Kepala Dinas Pendidikan Lombok Timur, Melalui Kepala Bidang (Kabid) Pembinaan Sekolah Dasar, Hasanudin, mengakui bahwa kondisi SDN 4 Sukarara memang layak menjadi prioritas dalam program bantuan pembangunan maupun revitalisasi.
"Harus menjadi prioritas, entah lewat DAU, DAK, Pokir, bantuan pusat atau apa pun namanya. Persoalannya, jika benar sudah mengajukan permohonan, nanti kita cek sehingga informasi yang disampaikan tetap berimbang," ujar Hasanudin melalui WhatsApp, Rabu ( 22/07/2026 ).
Hasanudin menegaskan, pihaknya akan melakukan penelusuran terhadap dokumen usulan yang pernah diajukan sekolah, termasuk mengecek data pendukung pada sistem Dapodik sebagai dasar percepatan akses bantuan revitalisasi.
"Betul, nanti kita cek Dapodiknya juga untuk membantu sekolah mempercepat akses bantuan revitalisasi," katanya.
Ia juga menyoroti pentingnya peran pengawas maupun pembina sekolah di tingkat kecamatan agar lebih aktif menyampaikan kondisi sekolah-sekolah binaan kepada Dinas Pendidikan.
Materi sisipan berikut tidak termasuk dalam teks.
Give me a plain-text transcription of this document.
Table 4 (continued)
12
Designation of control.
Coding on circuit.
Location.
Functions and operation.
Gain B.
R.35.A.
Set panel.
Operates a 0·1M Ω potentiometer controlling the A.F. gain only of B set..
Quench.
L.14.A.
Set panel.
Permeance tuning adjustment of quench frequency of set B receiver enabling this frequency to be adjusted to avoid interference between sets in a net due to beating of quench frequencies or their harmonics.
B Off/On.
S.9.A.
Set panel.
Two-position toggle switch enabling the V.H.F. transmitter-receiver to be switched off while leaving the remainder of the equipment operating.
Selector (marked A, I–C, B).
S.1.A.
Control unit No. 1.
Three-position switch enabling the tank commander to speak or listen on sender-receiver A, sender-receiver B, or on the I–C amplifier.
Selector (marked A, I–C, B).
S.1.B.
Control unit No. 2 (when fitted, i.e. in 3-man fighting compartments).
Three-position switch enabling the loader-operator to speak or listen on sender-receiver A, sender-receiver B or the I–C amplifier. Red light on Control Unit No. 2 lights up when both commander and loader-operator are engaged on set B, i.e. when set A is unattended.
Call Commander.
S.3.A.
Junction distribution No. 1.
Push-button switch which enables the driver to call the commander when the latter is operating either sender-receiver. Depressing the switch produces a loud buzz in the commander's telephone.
"Dalam hal ini, teman-teman di kecamatan harus setiap waktu atau secara berkala menginformasikan keberadaan sekolah binaannya," jelasnya.
Meski demikian, Hasanudin menegaskan bahwa kegiatan monitoring dan evaluasi (monev) yang dilakukan Dinas Pendidikan tidak hanya berfokus pada persoalan sarana dan prasarana, melainkan juga menyangkut berbagai aspek penyelenggaraan pendidikan.
"Monev tidak hanya untuk persoalan sarpras, tetapi berbagai bentuk pembinaan yang melekat di bidang SD. Sangat kompleks, mulai dari kepala sekolah, guru, komite, peserta didik, hingga bagaimana kurikulum berjalan dengan baik," terangnya.
Menanggapi undangan untuk melihat langsung kondisi SDN 4 Sukarara, Hasanudin menyatakan kesiapannya mengunjungi sekolah tersebut setelah kembali dari tugas luar daerah.
"Insyaallah, pulang dari Surabaya kita luangkan waktu," pungkasnya.
Sebelumnya, kondisi SDN 4 Sukarara menjadi perhatian masyarakat setelah diberitakan mengalami kerusakan bangunan yang cukup parah serta minim fasilitas pendukung, padahal sekolah tersebut menampung 153 siswa. Masyarakat berharap komitmen Dinas Pendidikan yang disampaikan melalui Kabid SD segera diwujudkan dengan langkah konkret agar para siswa dapat belajar di lingkungan yang lebih aman, nyaman, dan layak.